Artistic shots of Julia's father helping customers, her mother at the till, her brother Richard learning the trade as a boy and one of Julia as a girl skipping outside the bakery all bear a 1950s TIME magazine flair.

"In the 50s there was a company doing a series of books on all the trades all over the world," Julia reveals, saying she doesn't think the books were ever published. "They followed us with their cameras everywhere. That was when it was really buzzing. Things were still going on as normal."

"My father died in 1978 and my brother was already taking it over at that time. My mother was still working there aged 80 plus when she died in 1986.

The subsequent closure of the bakery in 2001 and sale of the property, which completes on December 2, has been difficult for Julia.

"I had a real battle with myself, but time moves on."

"It was their baby that they could not give up, working right up to the last. It was their life."

Julia's brother, who now lives in Hampton, worked at the bakery from age 24 to the time of his retirement five years ago. Julia, however, was never tempted to take up the family trade.

"My mother used to say, 'do not come into this business, it's no work for a woman.' She was always in the shop doing bits and pieces."

Listening to Julia's romantic stories about how things were "in those days" it seems Matthiae's Bakery bowed out in time with the end of an era.

Looking at the black and white photographs of mothers pushing prams the size of a small country and old ladies chatting away while queuing for a fresh loaf of bread, I find the images of community cosiness so mesmerising. But I can't help but think that that was then, and Tesco Metro is now.

"It was a very big thing in Richmond. It was the place everyone used for any function - either on site or we would bring the food and chairs, whatever was needed to the function.

"In those days bakers used to work through the night. There was a pastry chef, a cook for wedding cakes, another for tarts and pies then the night bakers would come in. Laws eventually came in which meant bakers could not work through the night anymore so they would come in at 4am to have the fresh bread ready.

"Mothers on their way home with their children from school would park outside and run in to buy their tortoise loaf then go off home.

"My mother would do the tills then at 6pm it was everybody out. There would be people knocking on the doors and my father would let them in to buy their bread. As they left he would open the door and help them on their way out."

Childhood memories of a baker's daughter include making deliveries with the van drivers "to all the little cafes, the town hall and the factories.

"There was a poppy factory in Petersham. In those days people used to have elevenses. Little old ladies would make the sandwiches for the factory workers.

"We were allowed to go in the back door, the back door at Kew Gardens and the ice rink," she recalls.

Above the entrance to the caf three attractive signs still hang advertising the old caf's expertise in the realms of Pastrycooks, Confectioners and in the centre, Maids of Honour.

"Maids of honour is a puff pastry special to Richmond. It is a pastry base with a cheese, almondy egg mixture inside. We had a secret recipe that ferments for 12 hours before putting it into the bases.
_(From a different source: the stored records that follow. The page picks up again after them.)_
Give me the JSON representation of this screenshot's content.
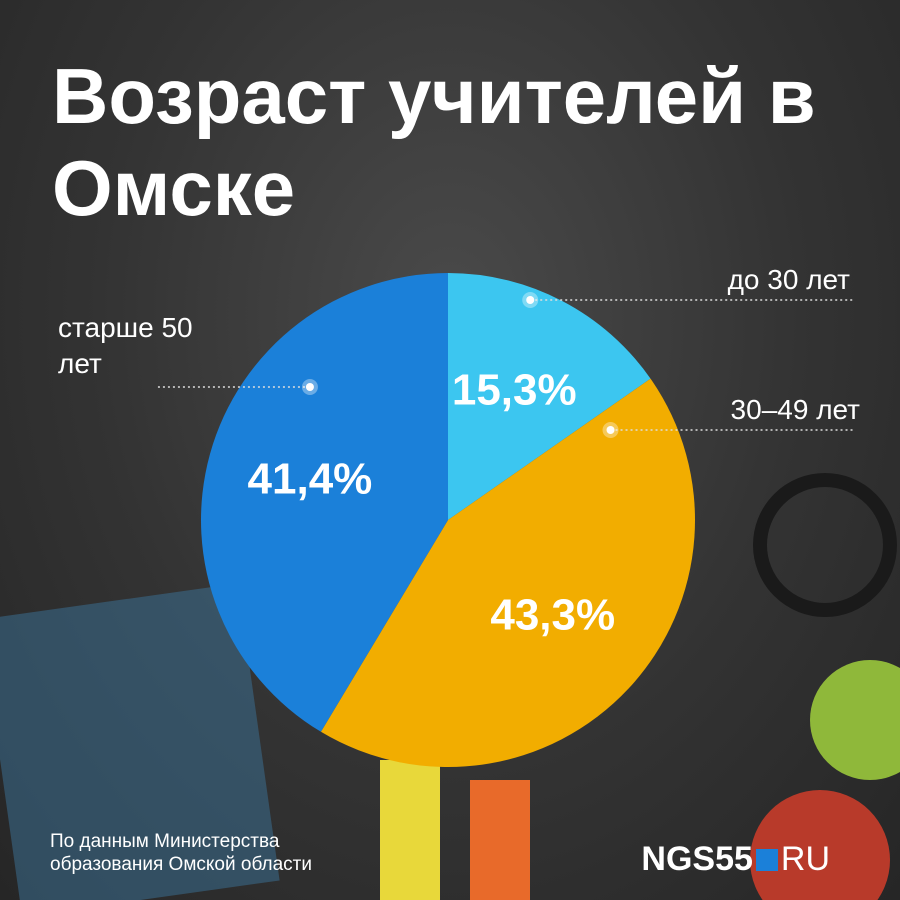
{
  "chart_data": {
    "type": "pie",
    "title": "Возраст учителей в Омске",
    "categories": [
      "до 30 лет",
      "30–49 лет",
      "старше 50 лет"
    ],
    "values": [
      15.3,
      43.3,
      41.4
    ],
    "value_labels": [
      "15,3%",
      "43,3%",
      "41,4%"
    ],
    "colors": [
      "#3cc6f0",
      "#f2ad00",
      "#1b80d9"
    ],
    "source": "По данным Министерства образования Омской области",
    "logo": {
      "name": "NGS55",
      "domain": "RU"
    }
  }
}
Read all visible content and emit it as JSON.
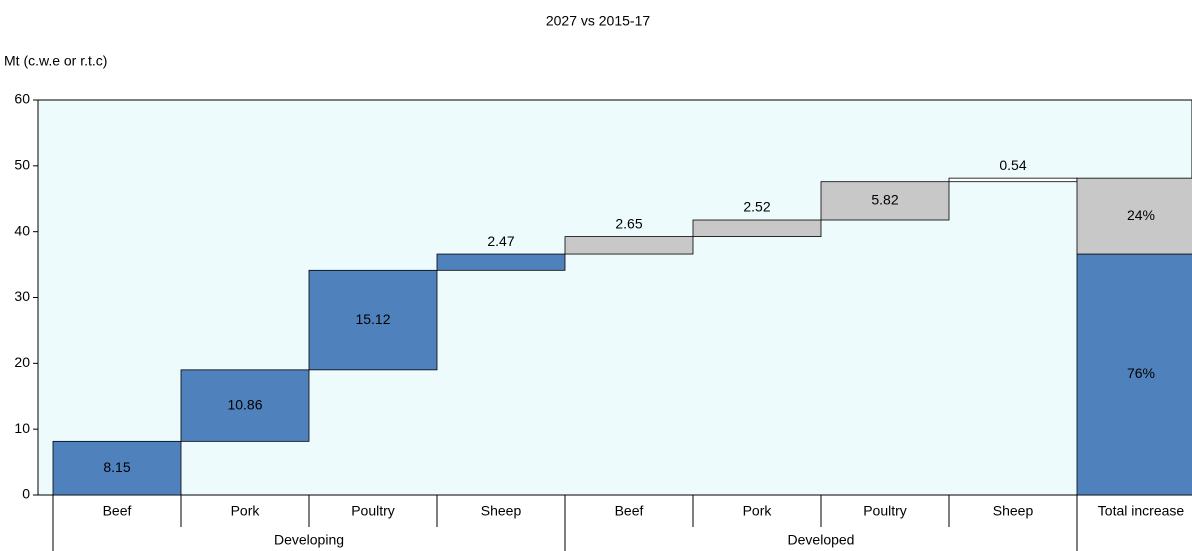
{
  "chart_data": {
    "type": "waterfall",
    "title": "2027 vs 2015-17",
    "y_label": "Mt (c.w.e or r.t.c)",
    "categories": [
      "Beef",
      "Pork",
      "Poultry",
      "Sheep",
      "Beef",
      "Pork",
      "Poultry",
      "Sheep",
      "Total increase"
    ],
    "series": [
      {
        "name": "Developing",
        "color": "#4f81bd",
        "values": [
          8.15,
          10.86,
          15.12,
          2.47,
          null,
          null,
          null,
          null,
          null
        ]
      },
      {
        "name": "Developed",
        "color": "#c8c8c8",
        "values": [
          null,
          null,
          null,
          null,
          2.65,
          2.52,
          5.82,
          0.54,
          null
        ]
      }
    ],
    "total": {
      "values": [
        76,
        24
      ],
      "value_labels": [
        "76%",
        "24%"
      ]
    },
    "ylim": [
      0,
      60
    ],
    "yticks": [
      0,
      10,
      20,
      30,
      40,
      50,
      60
    ],
    "grid": false,
    "background": "#eefbfd"
  }
}
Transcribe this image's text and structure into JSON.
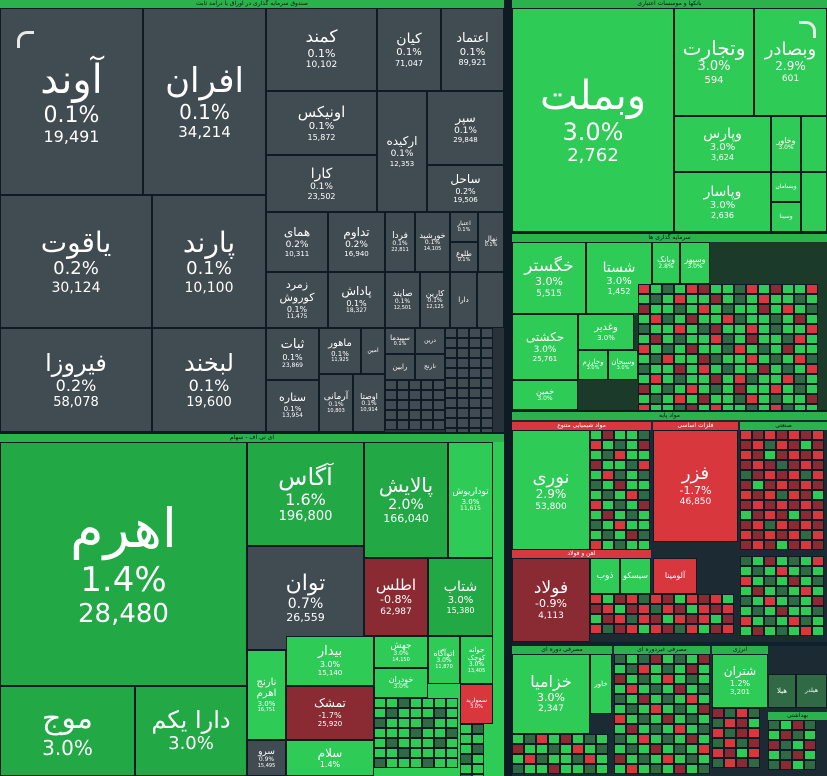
{
  "panels": {
    "fund": "صندوق سرمایه گذاری در اوراق با درآمد ثابت",
    "bank": "بانکها و موسسات اعتباری",
    "etf": "ای تی اف - سهام",
    "capital": "سرمایه گذاری ها",
    "basic": "مواد پایه",
    "chemical": "مواد شیمیایی متنوع",
    "metals": "فلزات اساسی",
    "iron": "آهن و فولاد",
    "industrial": "صنعتی",
    "consumer_cyclical": "مصرفی دوره ای",
    "consumer_staples": "مصرفی غیردوره ای",
    "energy": "انرژی",
    "health": "بهداشتی"
  },
  "fund_tiles": [
    {
      "name": "آوند",
      "pct": "0.1%",
      "price": "19,491"
    },
    {
      "name": "افران",
      "pct": "0.1%",
      "price": "34,214"
    },
    {
      "name": "کمند",
      "pct": "0.1%",
      "price": "10,102"
    },
    {
      "name": "کیان",
      "pct": "0.1%",
      "price": "71,047"
    },
    {
      "name": "اعتماد",
      "pct": "0.1%",
      "price": "89,921"
    },
    {
      "name": "اونیکس",
      "pct": "0.1%",
      "price": "15,872"
    },
    {
      "name": "ارکیده",
      "pct": "0.1%",
      "price": "12,353"
    },
    {
      "name": "سپر",
      "pct": "0.1%",
      "price": "29,848"
    },
    {
      "name": "کارا",
      "pct": "0.1%",
      "price": "23,502"
    },
    {
      "name": "ساحل",
      "pct": "0.2%",
      "price": "19,506"
    },
    {
      "name": "یاقوت",
      "pct": "0.2%",
      "price": "30,124"
    },
    {
      "name": "پارند",
      "pct": "0.1%",
      "price": "10,100"
    },
    {
      "name": "همای",
      "pct": "0.2%",
      "price": "10,311"
    },
    {
      "name": "تداوم",
      "pct": "0.2%",
      "price": "16,940"
    },
    {
      "name": "فردا",
      "pct": "0.1%",
      "price": "22,811"
    },
    {
      "name": "خورشید",
      "pct": "0.1%",
      "price": "14,105"
    },
    {
      "name": "زمرد کوروش",
      "pct": "0.1%",
      "price": "11,475"
    },
    {
      "name": "پاداش",
      "pct": "0.1%",
      "price": "18,327"
    },
    {
      "name": "صایند",
      "pct": "0.1%",
      "price": "12,501"
    },
    {
      "name": "کارین",
      "pct": "0.1%",
      "price": "12,125"
    },
    {
      "name": "فیروزا",
      "pct": "0.2%",
      "price": "58,078"
    },
    {
      "name": "لبخند",
      "pct": "0.1%",
      "price": "19,600"
    },
    {
      "name": "ثبات",
      "pct": "0.1%",
      "price": "23,869"
    },
    {
      "name": "ماهور",
      "pct": "0.1%",
      "price": "11,925"
    },
    {
      "name": "سپیدما",
      "pct": "0.1%",
      "price": "12,001"
    },
    {
      "name": "ستاره",
      "pct": "0.1%",
      "price": "13,954"
    },
    {
      "name": "آرمانی",
      "pct": "0.1%",
      "price": "10,803"
    },
    {
      "name": "اوصتا",
      "pct": "0.1%",
      "price": "10,914"
    },
    {
      "name": "اعتبار",
      "pct": "0.1%",
      "price": "10,301"
    },
    {
      "name": "طلوع",
      "pct": "0.1%",
      "price": ""
    },
    {
      "name": "نهال",
      "pct": "0.1%",
      "price": ""
    },
    {
      "name": "دارا",
      "pct": "0.1%",
      "price": ""
    },
    {
      "name": "رابین",
      "pct": "0.1%",
      "price": ""
    },
    {
      "name": "امین",
      "pct": "0.1%",
      "price": ""
    },
    {
      "name": "درین",
      "pct": "0.1%",
      "price": ""
    },
    {
      "name": "نارنج",
      "pct": "0.1%",
      "price": ""
    }
  ],
  "bank_tiles": [
    {
      "name": "وبملت",
      "pct": "3.0%",
      "price": "2,762"
    },
    {
      "name": "وتجارت",
      "pct": "3.0%",
      "price": "594"
    },
    {
      "name": "وبصادر",
      "pct": "2.9%",
      "price": "601"
    },
    {
      "name": "وپارس",
      "pct": "3.0%",
      "price": "3,624"
    },
    {
      "name": "وخاور",
      "pct": "3.0%",
      "price": ""
    },
    {
      "name": "وبسامان",
      "pct": "",
      "price": ""
    },
    {
      "name": "وپاسار",
      "pct": "3.0%",
      "price": "2,636"
    },
    {
      "name": "وسینا",
      "pct": "",
      "price": ""
    }
  ],
  "etf_tiles": [
    {
      "name": "اهرم",
      "pct": "1.4%",
      "price": "28,480"
    },
    {
      "name": "آگاس",
      "pct": "1.6%",
      "price": "196,800"
    },
    {
      "name": "پالایش",
      "pct": "2.0%",
      "price": "166,040"
    },
    {
      "name": "توداریوش",
      "pct": "3.0%",
      "price": "11,615"
    },
    {
      "name": "توان",
      "pct": "0.7%",
      "price": "26,559"
    },
    {
      "name": "اطلس",
      "pct": "-0.8%",
      "price": "62,987"
    },
    {
      "name": "شتاب",
      "pct": "3.0%",
      "price": "15,380"
    },
    {
      "name": "بیدار",
      "pct": "3.0%",
      "price": "15,140"
    },
    {
      "name": "جهش",
      "pct": "3.0%",
      "price": "14,150"
    },
    {
      "name": "اتوآگاه",
      "pct": "3.0%",
      "price": "11,870"
    },
    {
      "name": "جوانه کوچک",
      "pct": "3.0%",
      "price": "13,405"
    },
    {
      "name": "نارنج اهرم",
      "pct": "3.0%",
      "price": "16,751"
    },
    {
      "name": "تمشک",
      "pct": "-1.7%",
      "price": "25,920"
    },
    {
      "name": "خودران",
      "pct": "3.0%",
      "price": "10,610"
    },
    {
      "name": "سموارید",
      "pct": "3.0%",
      "price": ""
    },
    {
      "name": "موج",
      "pct": "3.0%",
      "price": ""
    },
    {
      "name": "دارا یکم",
      "pct": "3.0%",
      "price": ""
    },
    {
      "name": "سرو",
      "pct": "0.9%",
      "price": "15,495"
    },
    {
      "name": "سلام",
      "pct": "1.4%",
      "price": ""
    },
    {
      "name": "ثمین",
      "pct": "3.0%",
      "price": ""
    }
  ],
  "capital_tiles": [
    {
      "name": "خگستر",
      "pct": "3.0%",
      "price": "5,515"
    },
    {
      "name": "شستا",
      "pct": "3.0%",
      "price": "1,452"
    },
    {
      "name": "وبانک",
      "pct": "2.8%",
      "price": ""
    },
    {
      "name": "وسپهر",
      "pct": "3.0%",
      "price": ""
    },
    {
      "name": "حکشتی",
      "pct": "3.0%",
      "price": "25,761"
    },
    {
      "name": "وغدیر",
      "pct": "3.0%",
      "price": ""
    },
    {
      "name": "وخارزم",
      "pct": "3.0%",
      "price": ""
    },
    {
      "name": "وسبحان",
      "pct": "3.0%",
      "price": ""
    },
    {
      "name": "خمین",
      "pct": "3.0%",
      "price": ""
    }
  ],
  "basic_tiles": [
    {
      "name": "نوری",
      "pct": "2.9%",
      "price": "53,800"
    },
    {
      "name": "فزر",
      "pct": "-1.7%",
      "price": "46,850"
    },
    {
      "name": "فولاد",
      "pct": "-0.9%",
      "price": "4,113"
    },
    {
      "name": "ذوب",
      "pct": "",
      "price": ""
    },
    {
      "name": "سیسکو",
      "pct": "",
      "price": ""
    },
    {
      "name": "آلومینا",
      "pct": "",
      "price": ""
    }
  ],
  "lower_tiles": [
    {
      "name": "خزامیا",
      "pct": "3.0%",
      "price": "2,347"
    },
    {
      "name": "خاور",
      "pct": "",
      "price": ""
    },
    {
      "name": "شتران",
      "pct": "1.2%",
      "price": "3,201"
    },
    {
      "name": "هیلا",
      "pct": "",
      "price": ""
    },
    {
      "name": "هیلدر",
      "pct": "",
      "price": ""
    },
    {
      "name": "لپارس",
      "pct": "",
      "price": ""
    }
  ]
}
Newens bakery in Kew had their own secret recipe. There was always a lot of fun between my father and Mr Newens. They had a friendly rivalry about the pastries that lasted for years."

Reg Matthiae brought new items into his pastry repertoire to adapt to the cosmopolitan community. Richmond Adult College, which used to be located down the road, meant foreign students were walking past the bakery window every day.

"There were French and German students and we even had a German pastry chef.

He made German cheesecake and Black Forest gateau.

The students would walk past and see something in the window from their own hometown, but once the college closed down that was something else that just sort of went," Julia says with a trailing voice.

As of yet no planning application has been logged with Richmond council to develop 82-84 Kew Road. With a heavy heart Julia says she suspects the new owners will convert her family's old bakery into some sort of residential development and that she hopes they will do all they can to preserve the beautiful Art Deco architecture.